5 Caregiver Tips
“Recovery from a stroke can be a huge challenge in itself. The road to recovery is a long and tedious one that requires constant care and continued motivation.”
After a loved one has a stroke, many people today choose to play the role of their caregiver rather than hire someone else to do it. While many family caregivers discover the experience pleasant and appreciate being able to help, there is still a major challenge that comes with many additional duties.
When your life is primarily focused around caring for the next person, it can be strange to think to take care of yourself. However, there is no need for caregivers to feel obliged to do everything on their own. There are a variety of services for caregivers and places they could go to ask for help. These tips will help caregivers to be more ready for the way ahead while still thinking about their own quality of life.
CAREGIVER TIPS FOR STROKE VICTIMS
- Talk to their health care team
During the first few weeks, you’ll be overwhelmed with new knowledge about your loved one’s situation. Use this training to understand all you can about their particular disease and the level of care they could need. Your health care team should be glad to talk you may have and allow you to play an active role in the healing process.

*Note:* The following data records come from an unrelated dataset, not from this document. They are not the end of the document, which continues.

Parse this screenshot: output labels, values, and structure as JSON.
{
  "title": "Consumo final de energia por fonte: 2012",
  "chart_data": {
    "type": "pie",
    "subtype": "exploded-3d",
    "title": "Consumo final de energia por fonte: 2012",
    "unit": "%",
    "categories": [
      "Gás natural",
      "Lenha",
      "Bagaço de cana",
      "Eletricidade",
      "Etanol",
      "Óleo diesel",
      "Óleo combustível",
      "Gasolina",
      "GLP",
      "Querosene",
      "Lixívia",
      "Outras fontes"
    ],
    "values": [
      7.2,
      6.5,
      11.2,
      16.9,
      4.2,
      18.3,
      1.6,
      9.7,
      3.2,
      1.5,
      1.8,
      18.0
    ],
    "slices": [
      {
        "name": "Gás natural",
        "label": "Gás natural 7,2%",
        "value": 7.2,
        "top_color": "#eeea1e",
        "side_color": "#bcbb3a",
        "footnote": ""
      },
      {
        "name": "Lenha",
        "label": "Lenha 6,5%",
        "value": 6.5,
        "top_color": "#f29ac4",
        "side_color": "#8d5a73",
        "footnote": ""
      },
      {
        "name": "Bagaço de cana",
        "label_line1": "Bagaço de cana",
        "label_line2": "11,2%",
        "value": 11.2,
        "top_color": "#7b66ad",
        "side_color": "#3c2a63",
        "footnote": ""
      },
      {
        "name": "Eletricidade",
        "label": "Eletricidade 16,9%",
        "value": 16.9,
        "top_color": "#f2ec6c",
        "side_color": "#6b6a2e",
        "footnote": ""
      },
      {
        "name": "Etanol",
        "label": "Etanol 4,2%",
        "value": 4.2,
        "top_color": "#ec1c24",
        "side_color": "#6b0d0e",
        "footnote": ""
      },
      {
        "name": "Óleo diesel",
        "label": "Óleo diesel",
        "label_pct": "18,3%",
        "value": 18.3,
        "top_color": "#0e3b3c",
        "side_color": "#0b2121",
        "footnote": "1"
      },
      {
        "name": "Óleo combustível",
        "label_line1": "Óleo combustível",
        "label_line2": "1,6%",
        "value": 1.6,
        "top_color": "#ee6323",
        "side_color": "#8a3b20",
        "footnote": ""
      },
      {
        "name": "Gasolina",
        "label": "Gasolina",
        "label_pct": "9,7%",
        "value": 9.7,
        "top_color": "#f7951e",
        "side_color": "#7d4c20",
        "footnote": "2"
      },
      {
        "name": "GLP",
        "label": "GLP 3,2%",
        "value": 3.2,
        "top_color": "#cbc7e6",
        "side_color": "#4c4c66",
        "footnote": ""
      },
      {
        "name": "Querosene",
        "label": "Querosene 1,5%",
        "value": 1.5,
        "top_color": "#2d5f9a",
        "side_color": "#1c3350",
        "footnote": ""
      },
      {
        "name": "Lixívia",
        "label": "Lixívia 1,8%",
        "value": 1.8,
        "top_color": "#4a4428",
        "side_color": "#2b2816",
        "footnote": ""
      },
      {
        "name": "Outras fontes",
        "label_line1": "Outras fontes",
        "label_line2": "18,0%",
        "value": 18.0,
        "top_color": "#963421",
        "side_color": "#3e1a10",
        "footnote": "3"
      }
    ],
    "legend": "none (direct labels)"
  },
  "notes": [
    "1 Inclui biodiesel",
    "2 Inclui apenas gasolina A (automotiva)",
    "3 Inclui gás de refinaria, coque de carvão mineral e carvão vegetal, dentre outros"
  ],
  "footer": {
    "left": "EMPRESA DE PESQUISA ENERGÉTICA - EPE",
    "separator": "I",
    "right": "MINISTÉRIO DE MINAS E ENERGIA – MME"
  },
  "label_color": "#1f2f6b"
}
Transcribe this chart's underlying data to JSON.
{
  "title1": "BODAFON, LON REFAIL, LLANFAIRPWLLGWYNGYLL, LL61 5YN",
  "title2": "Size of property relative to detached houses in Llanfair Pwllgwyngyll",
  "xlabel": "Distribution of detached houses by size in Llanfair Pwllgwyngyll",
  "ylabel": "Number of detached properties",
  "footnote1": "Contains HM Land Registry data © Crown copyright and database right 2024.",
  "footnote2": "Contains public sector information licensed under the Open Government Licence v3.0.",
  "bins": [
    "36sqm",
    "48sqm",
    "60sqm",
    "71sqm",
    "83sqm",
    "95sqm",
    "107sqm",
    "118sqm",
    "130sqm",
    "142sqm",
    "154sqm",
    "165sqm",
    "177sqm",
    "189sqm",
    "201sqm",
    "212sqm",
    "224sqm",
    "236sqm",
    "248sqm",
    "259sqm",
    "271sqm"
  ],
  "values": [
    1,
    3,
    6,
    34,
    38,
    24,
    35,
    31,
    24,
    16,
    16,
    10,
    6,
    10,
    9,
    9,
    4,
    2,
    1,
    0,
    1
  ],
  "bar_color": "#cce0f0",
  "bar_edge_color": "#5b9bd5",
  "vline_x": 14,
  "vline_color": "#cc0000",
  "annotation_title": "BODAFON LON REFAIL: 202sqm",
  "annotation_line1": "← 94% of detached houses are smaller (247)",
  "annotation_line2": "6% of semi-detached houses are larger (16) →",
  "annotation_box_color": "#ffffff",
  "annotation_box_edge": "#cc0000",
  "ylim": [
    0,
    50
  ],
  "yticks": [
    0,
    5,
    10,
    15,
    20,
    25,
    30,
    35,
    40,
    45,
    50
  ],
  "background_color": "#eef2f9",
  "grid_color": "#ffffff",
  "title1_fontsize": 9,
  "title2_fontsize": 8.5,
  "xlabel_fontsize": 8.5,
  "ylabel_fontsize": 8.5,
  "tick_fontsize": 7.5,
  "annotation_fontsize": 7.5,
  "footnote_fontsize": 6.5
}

Keep records of your loved one’s medical appointments so that you can support them and provide a list of questions. Talk to your loved one ahead of time to see whether they have any queries that might be too afraid or too delicate to ask. If your hospital offers any support groups, attend and learn from other stroke survivors and caregivers.
- Strengthen muscles
Follow the advice of your adored one’s physiotherapist on easy stretches to help relax muscle groups in arms and legs. Ask the physiotherapist how to move the limbs securely. Gradually increase the strength and mobility and set targets for waking up, sitting and ultimately standing. Also provide motivation for fine motor skills, such as putting hand in mouth to eat or brushing your teeth.

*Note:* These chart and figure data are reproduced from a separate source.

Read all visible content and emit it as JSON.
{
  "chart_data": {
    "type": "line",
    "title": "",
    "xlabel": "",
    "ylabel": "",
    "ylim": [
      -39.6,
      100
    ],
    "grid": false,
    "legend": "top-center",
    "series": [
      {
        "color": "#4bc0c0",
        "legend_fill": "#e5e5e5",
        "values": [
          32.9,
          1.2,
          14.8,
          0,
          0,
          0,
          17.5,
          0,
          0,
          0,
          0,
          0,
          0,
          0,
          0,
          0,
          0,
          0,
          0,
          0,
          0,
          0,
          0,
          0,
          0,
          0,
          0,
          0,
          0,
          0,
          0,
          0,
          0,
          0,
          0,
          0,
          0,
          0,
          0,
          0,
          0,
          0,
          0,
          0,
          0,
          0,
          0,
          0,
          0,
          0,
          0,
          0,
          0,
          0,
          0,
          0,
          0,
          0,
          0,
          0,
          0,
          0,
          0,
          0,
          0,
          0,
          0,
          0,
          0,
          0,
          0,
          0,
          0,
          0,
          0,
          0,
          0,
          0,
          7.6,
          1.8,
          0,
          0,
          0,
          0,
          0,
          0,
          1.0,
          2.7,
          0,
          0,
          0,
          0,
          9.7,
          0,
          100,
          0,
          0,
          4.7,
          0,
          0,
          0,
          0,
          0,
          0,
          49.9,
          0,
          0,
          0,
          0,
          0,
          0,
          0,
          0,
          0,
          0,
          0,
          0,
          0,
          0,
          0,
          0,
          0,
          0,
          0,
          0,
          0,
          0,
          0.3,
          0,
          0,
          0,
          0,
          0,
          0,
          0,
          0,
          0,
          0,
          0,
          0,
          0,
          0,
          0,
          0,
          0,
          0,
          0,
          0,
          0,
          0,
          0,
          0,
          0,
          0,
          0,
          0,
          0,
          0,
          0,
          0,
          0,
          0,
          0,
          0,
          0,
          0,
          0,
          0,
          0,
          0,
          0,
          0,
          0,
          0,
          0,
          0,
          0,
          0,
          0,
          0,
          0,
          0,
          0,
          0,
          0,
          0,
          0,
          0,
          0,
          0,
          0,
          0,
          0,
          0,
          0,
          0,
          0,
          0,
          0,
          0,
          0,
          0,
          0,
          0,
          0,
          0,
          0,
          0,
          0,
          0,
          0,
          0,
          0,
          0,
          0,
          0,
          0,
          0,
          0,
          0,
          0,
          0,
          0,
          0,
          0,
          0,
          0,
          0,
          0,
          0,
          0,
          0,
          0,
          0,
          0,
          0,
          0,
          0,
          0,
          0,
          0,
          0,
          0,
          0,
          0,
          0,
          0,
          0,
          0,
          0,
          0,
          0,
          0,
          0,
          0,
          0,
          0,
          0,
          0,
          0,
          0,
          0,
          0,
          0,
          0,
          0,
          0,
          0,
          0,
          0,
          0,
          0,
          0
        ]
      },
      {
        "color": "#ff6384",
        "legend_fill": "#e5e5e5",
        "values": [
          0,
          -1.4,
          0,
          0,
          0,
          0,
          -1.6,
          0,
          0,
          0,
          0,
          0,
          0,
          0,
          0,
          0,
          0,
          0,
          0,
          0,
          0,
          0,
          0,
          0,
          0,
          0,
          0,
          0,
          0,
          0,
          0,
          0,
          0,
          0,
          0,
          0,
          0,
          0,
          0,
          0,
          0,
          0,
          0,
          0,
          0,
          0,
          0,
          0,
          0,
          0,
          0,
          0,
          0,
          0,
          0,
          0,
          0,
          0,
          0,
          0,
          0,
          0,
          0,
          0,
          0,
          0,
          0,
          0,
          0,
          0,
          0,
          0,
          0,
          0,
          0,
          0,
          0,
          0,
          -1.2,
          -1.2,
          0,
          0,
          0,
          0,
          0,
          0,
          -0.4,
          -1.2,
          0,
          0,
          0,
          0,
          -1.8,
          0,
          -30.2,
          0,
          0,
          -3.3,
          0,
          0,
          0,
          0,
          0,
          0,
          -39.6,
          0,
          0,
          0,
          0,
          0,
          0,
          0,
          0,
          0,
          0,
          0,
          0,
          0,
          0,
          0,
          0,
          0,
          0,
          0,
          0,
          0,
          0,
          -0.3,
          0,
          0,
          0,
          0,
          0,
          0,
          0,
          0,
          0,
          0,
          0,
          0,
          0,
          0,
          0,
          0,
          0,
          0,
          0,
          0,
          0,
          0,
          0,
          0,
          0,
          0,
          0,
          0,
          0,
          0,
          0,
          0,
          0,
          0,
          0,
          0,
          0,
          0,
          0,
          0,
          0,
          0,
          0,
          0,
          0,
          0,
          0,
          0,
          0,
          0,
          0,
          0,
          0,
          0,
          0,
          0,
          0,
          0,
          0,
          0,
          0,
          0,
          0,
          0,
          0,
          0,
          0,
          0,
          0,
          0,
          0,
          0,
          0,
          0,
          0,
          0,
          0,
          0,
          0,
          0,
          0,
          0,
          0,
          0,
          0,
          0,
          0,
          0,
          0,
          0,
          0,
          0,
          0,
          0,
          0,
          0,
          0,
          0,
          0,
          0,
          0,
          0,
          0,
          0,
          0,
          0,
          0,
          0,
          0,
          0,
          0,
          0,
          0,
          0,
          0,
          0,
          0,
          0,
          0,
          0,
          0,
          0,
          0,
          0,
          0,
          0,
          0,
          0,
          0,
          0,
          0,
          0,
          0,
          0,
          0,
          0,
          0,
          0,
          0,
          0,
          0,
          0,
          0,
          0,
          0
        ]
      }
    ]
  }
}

- Encourage to stand and walk
Most people are walking again after a stroke. Your loved one may only be prepared to walk initially for short periods of time. Holding on parallel bars, leaning against a counter or using a walking stick or cane may help people to stand longer and probably walk. Switching weight from one foot to another is a great training to prepare him or her for walking. Ask about specific treadmills or other materials that may help walking. A gradual increase in speed and distance may lead to further recovery.
- Monitor their actions and their mood.
A stroke is a tragic experience that comes with massive changes in life, so it’s no wonder that a survivor may be struggling with difficult emotional adjustments. While an emotional reaction to a stroke is normal, some emotional difficulties, such as depression, can inhibit healing. Nearly half of stroke survivors experience depression following their stroke. Depression can hinder the recovery of a stroke survivor both emotionally and physically. If your loved one shows symptoms of depression, talk to doctor quickly.
Emotionally supporting your loved one is an essential part of being a caregiver. Encourage them to share their emotions with you and be there to pay attention to them.
- Get access to your finances
A stroke can be expensive, even with insurance coverage or Medicaid. To find out exactly what the out-of-pocket cost will be for your loved one’s stroke, please contact your insurer. If you don’t have health insurance to pay for your loved one’s care, you can file a claim. Navigation of the health care system after a stroke can be complex.
Care itself could also be a financial burden. Your loved one is already out of work, so you’re losing one income source. If you have to skip a job to take care of your loved one, it can be an added burden. If you are unable to take sufficient time off to take good care of your loved one, probably seek professional health services.